Hegseth’s Christian Militarism Is Dangerous for America

During a monthly prayer service at the Pentagon last week, the first since the Iran war began, Defense Secretary Pete Hegseth recited a prayer asking God to give U.S. soldiers the ability to inflict “overwhelming violence of action against those who deserve no mercy.” One does not have to be a scholar of Christianity to realize that a prayer calling for such violence runs against many core tenets of the faith, including peace, love and the idea that no one is beyond mercy.

It also contradicts the teachings of historical religious leaders like the Rev.

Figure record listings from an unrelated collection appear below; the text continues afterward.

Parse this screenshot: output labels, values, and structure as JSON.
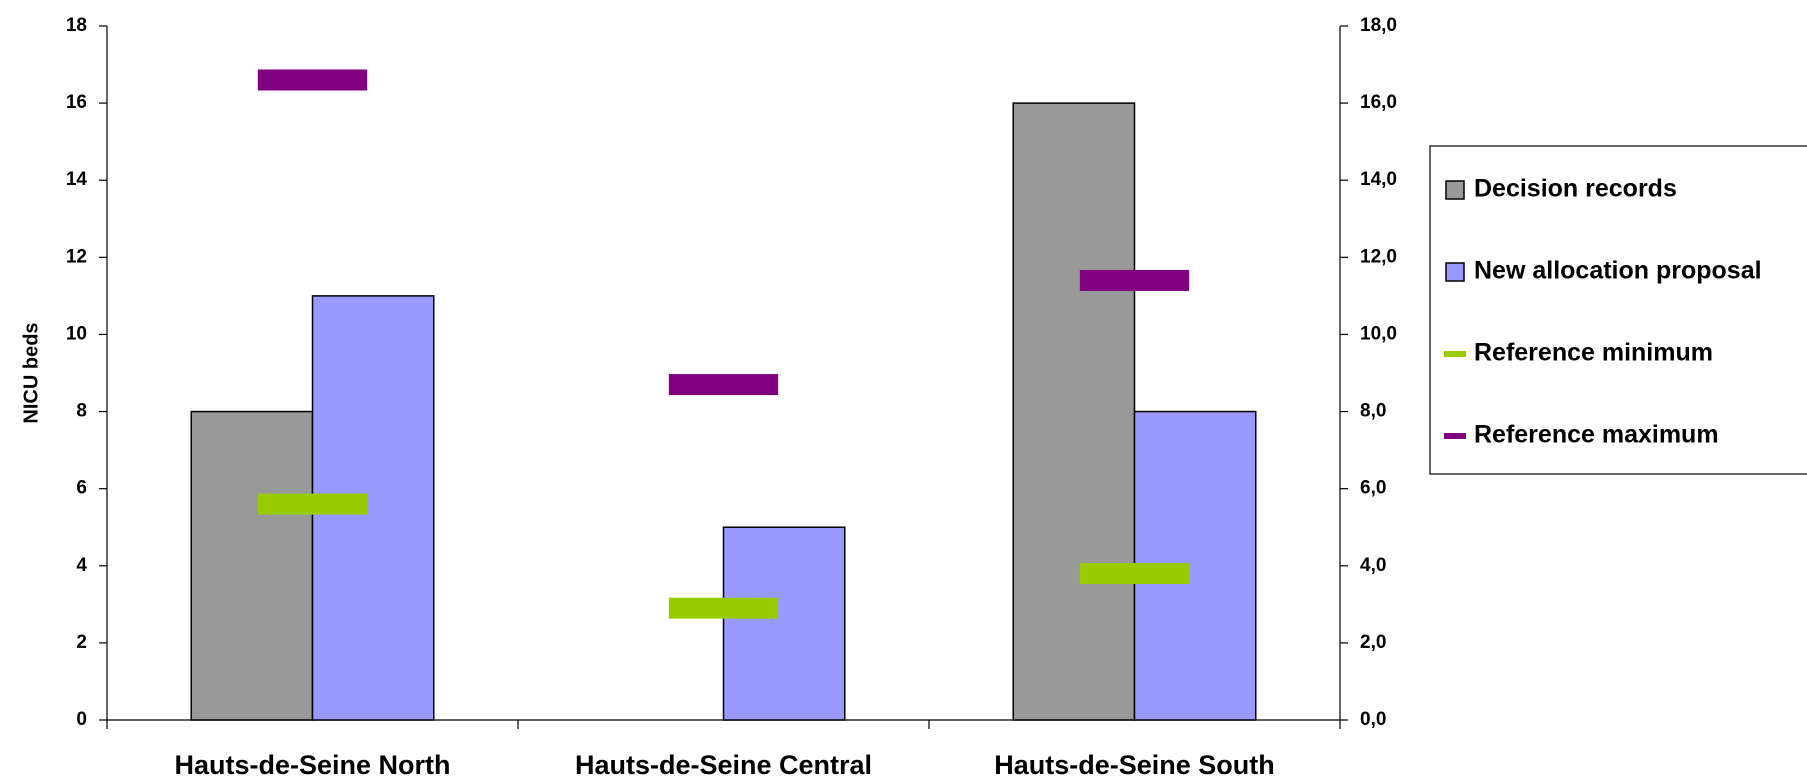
{
  "chart_data": {
    "type": "bar",
    "ylabel": "NICU beds",
    "categories": [
      "Hauts-de-Seine North",
      "Hauts-de-Seine Central",
      "Hauts-de-Seine South"
    ],
    "series": [
      {
        "name": "Decision records",
        "color": "#999999",
        "style": "bar",
        "values": [
          8,
          null,
          16
        ]
      },
      {
        "name": "New allocation proposal",
        "color": "#9999ff",
        "style": "bar",
        "values": [
          11,
          5,
          8
        ]
      },
      {
        "name": "Reference minimum",
        "color": "#99cc00",
        "style": "marker",
        "values": [
          5.6,
          2.9,
          3.8
        ]
      },
      {
        "name": "Reference maximum",
        "color": "#800080",
        "style": "marker",
        "values": [
          16.6,
          8.7,
          11.4
        ]
      }
    ],
    "ylim": [
      0,
      18
    ],
    "yticks": [
      0,
      2,
      4,
      6,
      8,
      10,
      12,
      14,
      16,
      18
    ],
    "y2lim": [
      0,
      18
    ],
    "y2ticks": [
      {
        "value": 0,
        "label": "0,0"
      },
      {
        "value": 2,
        "label": "2,0"
      },
      {
        "value": 4,
        "label": "4,0"
      },
      {
        "value": 6,
        "label": "6,0"
      },
      {
        "value": 8,
        "label": "8,0"
      },
      {
        "value": 10,
        "label": "10,0"
      },
      {
        "value": 12,
        "label": "12,0"
      },
      {
        "value": 14,
        "label": "14,0"
      },
      {
        "value": 16,
        "label": "16,0"
      },
      {
        "value": 18,
        "label": "18,0"
      }
    ],
    "legend": "right"
  }
}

Martin Luther King Jr., who preached a message of Christian nonviolence, and those of contemporary religious leaders like Pope Leo XIV, who in an apparent direct rebuke of Hegseth stated in his Palm Sunday prayer service, “This is our God: Jesus, king of peace, who rejects war, whom no one can use to justify war.” 

But the attitude expressed by Hegseth’s prayer is consistent with the broader embrace by President Donald Trump’s administration of gratuitous violence, underpinned by the folk realism that “might always makes right.” It is also consistent with the understanding of Christianity espoused by some of the Evangelical pastors that Hegseth accepts as authorities, such as Jared Longshore, who equates worship with warfare.